Smith apologized numerous times for the company’s failure to protect people’s data. But no matter what the company does, consumers can’t be made whole. Equifax can’t yank back our data from the hackers, who stole it after the company failed to do its job of protecting our information.
Smith said that under his leadership, Equifax put together a cybersecurity team of 225 experts around the world. Yet not one of them moved to adequately heed a warning from the Department of Homeland Security that certain software Equifax was using was vulnerable. According to Smith’s testimony, they knew about a patch but failed to implement it.
Lots of readers are asking me what they should do.
Most of all, stay informed. This means regularly visiting the website Equifax set up to provide updates on this data breach: equifaxsecurity2017.com.
The company recently announced a few things you especially need to know.
— By the end of January 2018, Equifax will be offering a free credit lock for life. With this new service, you’ll be able to use your smartphone or computer to easily lock and unlock your Equifax credit file.
“It will be reliable, safe and simple,” said interim chief executive Paulino do Rego Barros Jr. in an op-ed for The Wall Street Journal.
I’d like to offer some advice to Equifax: Please stop telling us stuff is safe now. We still feel very unsafe from a breach that could have been avoided.
And if the lawmakers who blasted Smith at Tuesday’s hearing want to prove they care about the safety of our information, they should immediately pass legislation. Make credit freezes easy to place at all the credit bureaus through one portal, such as where you can go to get your free credit reports (annualcreditreport.com). Right now, state laws dictate the cost and ease of placing and removing a freeze.
Smith took pains to explain that a lock is different from a credit freeze because it’s easier to use. But lawmakers struggled to see why there is a difference.
— Equifax previously announced that people had until Nov. 21 to sign up for its free monitoring service, TrustedID Premier. The enrollment has now been extended until Jan. 31.
— The deadline to sign up for a free credit freeze — different from a lock — has also been extended to the end of January.
But consumers are still confused. For example, I recently received the following question: “I’ve gone to the Equifax security site several times to see if I was impacted by the breach. … Fortunately, if these numskulls are to be believed, my information was supposedly not breached. Other than continuing to regularly check my account statements and getting the free updates from the three major credit-reporting firms, should I do anything else (e.g., freeze and/or lock accounts, sign up for free monitoring with Equifax, etc.)?”
You may have checked the feature on equifaxsecurity2017.com to see if your information was stolen and found you were spared. But with the new disclosure, this may not be true anymore.
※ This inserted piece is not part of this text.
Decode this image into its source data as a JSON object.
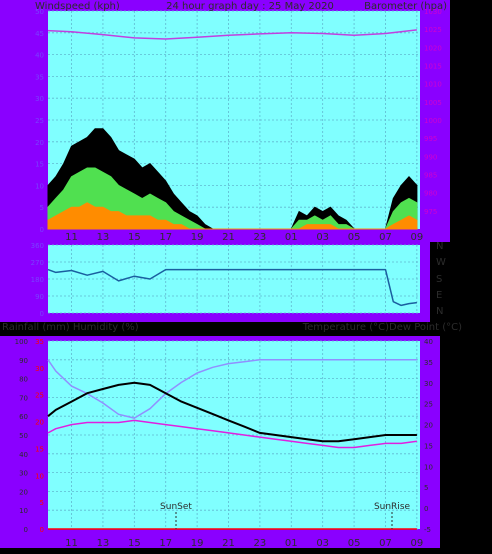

Equifax says that, to minimize confusion, it is mailing notices to the new folks. By Oct. 8, the website will be updated to reflect the additional impacted consumers.
But whether or not your personal information has been compromised, you can still enroll in the free monitoring service. I suggest you sign up.
If you go the route of a security freeze, to make it most effective you need to freeze all your accounts with all the credit bureaus, including the lesser-known Innovis. Placing a freeze on your files locks out potential new creditors from getting access to your financial information.
I’ve heard from a number of readers who are experiencing trouble with signing up for a freeze. Either they get error messages online or they are told to mail in their personal information to complete the freeze. All the bureaus tell me they are overloaded with freeze requests. So keep trying.
Make no mistake: The Equifax breach was an epic heist of data by hackers. And now it falls on you to be as proactive as possible in protecting your personal information.